McConaughey solid in ‘Lincoln Lawyer’
Maybe putting on a shirt is good for Matthew McConaughey.
In “The Lincoln Lawyer,” he dons a suit and gives a solid performance as Michael “Mickey” Haller, a Los Angeles defense attorney who spends his days flitting from scumbag to courthouse and courthouse to scumbag and back again.
Such roaming all over the city – in the back seat of his Lincoln, which acts as his office – is all in a day’s work for Mickey, a grinning hustler who represents motorcycle gangs and prostitutes, and doesn’t worry too much about the prosecutors and cops who think he’s a dirtbag.
Then a bail bondsman (John Leguizamo) hooks him up with a different sort of client.

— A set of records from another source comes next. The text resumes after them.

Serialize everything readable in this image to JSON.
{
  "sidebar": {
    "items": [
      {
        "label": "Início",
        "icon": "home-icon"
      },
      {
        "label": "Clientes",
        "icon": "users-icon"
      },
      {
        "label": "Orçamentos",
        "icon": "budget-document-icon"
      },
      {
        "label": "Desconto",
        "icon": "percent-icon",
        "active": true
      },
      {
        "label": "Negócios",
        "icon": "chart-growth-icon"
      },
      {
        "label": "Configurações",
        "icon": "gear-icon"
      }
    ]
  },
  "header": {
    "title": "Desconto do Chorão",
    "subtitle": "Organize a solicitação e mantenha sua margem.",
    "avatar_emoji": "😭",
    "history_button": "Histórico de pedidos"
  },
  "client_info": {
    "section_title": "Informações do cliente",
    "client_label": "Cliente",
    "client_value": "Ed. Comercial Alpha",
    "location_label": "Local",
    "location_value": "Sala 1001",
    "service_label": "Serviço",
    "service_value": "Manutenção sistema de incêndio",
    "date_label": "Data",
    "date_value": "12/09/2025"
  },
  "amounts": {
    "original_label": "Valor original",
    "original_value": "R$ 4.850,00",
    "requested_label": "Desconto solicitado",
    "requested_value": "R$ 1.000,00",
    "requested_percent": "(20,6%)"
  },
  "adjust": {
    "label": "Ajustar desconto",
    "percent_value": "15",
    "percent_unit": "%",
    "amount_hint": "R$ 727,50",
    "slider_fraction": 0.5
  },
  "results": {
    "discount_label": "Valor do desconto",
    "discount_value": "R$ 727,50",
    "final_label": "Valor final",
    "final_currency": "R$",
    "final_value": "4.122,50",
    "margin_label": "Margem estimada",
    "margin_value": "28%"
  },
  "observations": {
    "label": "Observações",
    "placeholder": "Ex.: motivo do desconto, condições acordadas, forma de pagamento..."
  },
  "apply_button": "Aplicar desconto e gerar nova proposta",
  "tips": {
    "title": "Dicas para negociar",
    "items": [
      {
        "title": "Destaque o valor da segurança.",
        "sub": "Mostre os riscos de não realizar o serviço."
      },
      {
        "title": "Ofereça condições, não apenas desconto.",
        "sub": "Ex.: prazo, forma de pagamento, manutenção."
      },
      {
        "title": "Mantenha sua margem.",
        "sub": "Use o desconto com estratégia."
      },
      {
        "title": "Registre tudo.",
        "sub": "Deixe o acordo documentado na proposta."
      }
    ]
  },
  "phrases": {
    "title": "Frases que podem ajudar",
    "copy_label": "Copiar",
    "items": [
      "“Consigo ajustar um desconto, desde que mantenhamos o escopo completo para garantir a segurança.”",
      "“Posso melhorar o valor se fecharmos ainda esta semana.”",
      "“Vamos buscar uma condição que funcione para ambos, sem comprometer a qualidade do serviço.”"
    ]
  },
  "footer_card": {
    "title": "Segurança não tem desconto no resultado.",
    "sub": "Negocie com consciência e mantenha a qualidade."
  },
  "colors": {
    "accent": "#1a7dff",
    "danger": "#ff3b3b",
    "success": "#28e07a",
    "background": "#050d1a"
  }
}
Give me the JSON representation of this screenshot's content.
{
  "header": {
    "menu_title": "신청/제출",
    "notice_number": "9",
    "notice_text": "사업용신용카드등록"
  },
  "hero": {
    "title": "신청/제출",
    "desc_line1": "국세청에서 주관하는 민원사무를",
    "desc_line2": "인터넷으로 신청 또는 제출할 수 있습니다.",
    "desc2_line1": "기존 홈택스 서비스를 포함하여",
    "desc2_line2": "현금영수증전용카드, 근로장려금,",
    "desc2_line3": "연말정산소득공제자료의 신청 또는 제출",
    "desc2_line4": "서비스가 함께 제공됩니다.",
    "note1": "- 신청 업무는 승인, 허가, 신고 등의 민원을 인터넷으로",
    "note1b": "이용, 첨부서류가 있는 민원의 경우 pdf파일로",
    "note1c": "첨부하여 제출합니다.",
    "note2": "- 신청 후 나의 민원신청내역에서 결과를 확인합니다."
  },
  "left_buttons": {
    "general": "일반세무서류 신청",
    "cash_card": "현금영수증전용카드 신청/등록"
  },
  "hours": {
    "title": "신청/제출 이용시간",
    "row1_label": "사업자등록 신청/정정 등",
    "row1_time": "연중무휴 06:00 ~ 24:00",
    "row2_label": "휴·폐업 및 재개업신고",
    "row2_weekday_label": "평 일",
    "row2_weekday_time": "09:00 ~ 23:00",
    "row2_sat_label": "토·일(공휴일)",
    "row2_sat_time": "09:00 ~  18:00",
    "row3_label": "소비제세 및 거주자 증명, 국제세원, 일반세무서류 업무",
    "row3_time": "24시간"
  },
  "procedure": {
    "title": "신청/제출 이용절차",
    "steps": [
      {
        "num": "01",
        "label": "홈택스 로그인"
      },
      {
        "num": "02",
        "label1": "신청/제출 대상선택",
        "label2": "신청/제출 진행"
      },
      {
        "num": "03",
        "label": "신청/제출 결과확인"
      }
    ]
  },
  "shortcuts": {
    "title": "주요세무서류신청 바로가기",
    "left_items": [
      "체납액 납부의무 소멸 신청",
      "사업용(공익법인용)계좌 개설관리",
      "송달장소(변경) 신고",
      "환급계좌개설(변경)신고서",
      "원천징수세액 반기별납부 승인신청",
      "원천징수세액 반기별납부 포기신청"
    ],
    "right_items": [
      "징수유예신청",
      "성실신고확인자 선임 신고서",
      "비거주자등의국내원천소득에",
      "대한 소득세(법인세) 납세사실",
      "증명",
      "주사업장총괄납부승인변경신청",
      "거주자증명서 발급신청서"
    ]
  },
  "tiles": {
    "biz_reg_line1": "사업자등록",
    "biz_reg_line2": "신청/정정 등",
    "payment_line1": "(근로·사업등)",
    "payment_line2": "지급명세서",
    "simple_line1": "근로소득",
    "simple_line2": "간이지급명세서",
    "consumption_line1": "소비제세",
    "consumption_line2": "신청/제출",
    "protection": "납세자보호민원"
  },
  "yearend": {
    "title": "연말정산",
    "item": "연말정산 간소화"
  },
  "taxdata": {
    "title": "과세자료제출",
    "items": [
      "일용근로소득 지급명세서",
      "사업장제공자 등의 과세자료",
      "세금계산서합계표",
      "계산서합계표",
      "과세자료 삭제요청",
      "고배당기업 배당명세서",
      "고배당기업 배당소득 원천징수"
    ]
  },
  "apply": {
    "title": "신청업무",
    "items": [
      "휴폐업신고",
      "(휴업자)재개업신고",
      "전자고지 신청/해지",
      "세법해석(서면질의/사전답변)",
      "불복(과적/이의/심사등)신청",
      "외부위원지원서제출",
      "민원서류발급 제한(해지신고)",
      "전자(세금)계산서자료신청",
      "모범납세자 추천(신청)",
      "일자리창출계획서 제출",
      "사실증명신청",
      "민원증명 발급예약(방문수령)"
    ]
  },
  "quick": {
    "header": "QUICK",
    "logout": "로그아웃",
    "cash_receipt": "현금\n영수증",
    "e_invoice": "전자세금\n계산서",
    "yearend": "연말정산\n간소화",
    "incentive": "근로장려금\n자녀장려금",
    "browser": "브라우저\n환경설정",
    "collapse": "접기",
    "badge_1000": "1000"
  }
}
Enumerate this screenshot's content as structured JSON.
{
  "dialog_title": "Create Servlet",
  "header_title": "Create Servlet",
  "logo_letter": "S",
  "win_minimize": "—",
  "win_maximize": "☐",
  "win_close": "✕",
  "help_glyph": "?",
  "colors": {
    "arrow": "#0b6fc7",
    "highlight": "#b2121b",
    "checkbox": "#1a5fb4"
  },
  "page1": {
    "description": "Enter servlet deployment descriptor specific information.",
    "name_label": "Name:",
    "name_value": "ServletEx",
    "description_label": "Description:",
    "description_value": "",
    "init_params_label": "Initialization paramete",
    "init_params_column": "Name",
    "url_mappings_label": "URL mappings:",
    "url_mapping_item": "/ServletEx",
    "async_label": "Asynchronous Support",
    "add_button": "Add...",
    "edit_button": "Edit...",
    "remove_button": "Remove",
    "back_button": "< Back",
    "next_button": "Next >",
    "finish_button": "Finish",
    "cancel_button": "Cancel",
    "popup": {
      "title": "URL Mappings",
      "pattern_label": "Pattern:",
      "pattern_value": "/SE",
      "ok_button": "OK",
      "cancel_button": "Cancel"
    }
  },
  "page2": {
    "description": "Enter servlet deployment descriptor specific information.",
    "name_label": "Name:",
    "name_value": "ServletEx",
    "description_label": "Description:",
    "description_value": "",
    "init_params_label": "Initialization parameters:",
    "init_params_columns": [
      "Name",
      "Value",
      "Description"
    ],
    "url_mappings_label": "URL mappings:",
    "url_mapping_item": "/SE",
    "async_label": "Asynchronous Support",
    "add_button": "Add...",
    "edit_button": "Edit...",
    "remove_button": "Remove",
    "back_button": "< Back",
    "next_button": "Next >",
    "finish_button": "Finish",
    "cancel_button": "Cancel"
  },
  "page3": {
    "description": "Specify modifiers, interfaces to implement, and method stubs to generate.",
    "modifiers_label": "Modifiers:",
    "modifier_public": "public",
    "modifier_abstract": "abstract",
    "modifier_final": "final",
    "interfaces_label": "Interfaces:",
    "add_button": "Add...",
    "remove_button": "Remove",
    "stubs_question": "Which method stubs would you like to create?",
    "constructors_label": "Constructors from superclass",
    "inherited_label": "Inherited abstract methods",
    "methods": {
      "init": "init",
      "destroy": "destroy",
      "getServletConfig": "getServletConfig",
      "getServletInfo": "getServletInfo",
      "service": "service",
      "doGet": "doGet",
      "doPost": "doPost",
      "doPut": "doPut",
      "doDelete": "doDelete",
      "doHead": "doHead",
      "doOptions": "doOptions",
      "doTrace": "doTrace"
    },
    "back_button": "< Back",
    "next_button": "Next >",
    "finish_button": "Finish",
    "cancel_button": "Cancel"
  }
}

Louis Roulet (Ryan Philippe) is not a career criminal. He’s spoiled and wealthy and in jail on charges of assaulting a young woman he followed home from a bar. He says he didn’t touch her; she set him up in order to sue him.
Louis refuses to accept a plea bargain and demands the right to take the stand to defend himself. Mickey is skeptical but wonders if the guy is that all-too-rare and dangerous creature his lawyer father had warned him about: the truly innocent client.
But cases are never that simple, especially in stories dreamed up by best-selling suspense writer Michael Connelly, and new revelations in the investigation paint the accused attacker and victim in quite a different light.
Based on the first novel in Connelly’s series about Haller, “The Lincoln Lawyer” is a movie fans of the book should enjoy as much as the uninitiated.
Screenwriter John Romano takes a few liberties in the crossover, mostly pruning down the action to make it more manageable on screen. But he keeps the essence of Connelly’s thriller without going so far astray as screenwriter Brian Helgeland did in Clint Eastwood’s version of Connelly’s “Blood Work.”
Most fans of the novel would probably tell you McConaughey isn’t someone they had pictured in the lead role, but he works out just fine, his laid-back, breezy charisma exactly what Mickey requires to do his job.
Marisa Tomei turns up as his prosecutor ex-wife, Maggie. They fall into bed on occasion, but there’s no mystery about why they’re not together: They loved each other enough to have a kid and a life for a while, but their opposite-ends- of-the-courtroom antagonism never quite vanishes at home.
There are a few loose ends plotwise, but the film’s worst enemy appears to be its trailers, which give away far too much.
Protect yourself from them, and you’ll find “The Lincoln Lawyer” a breath of fresh air in this musty spring movie season.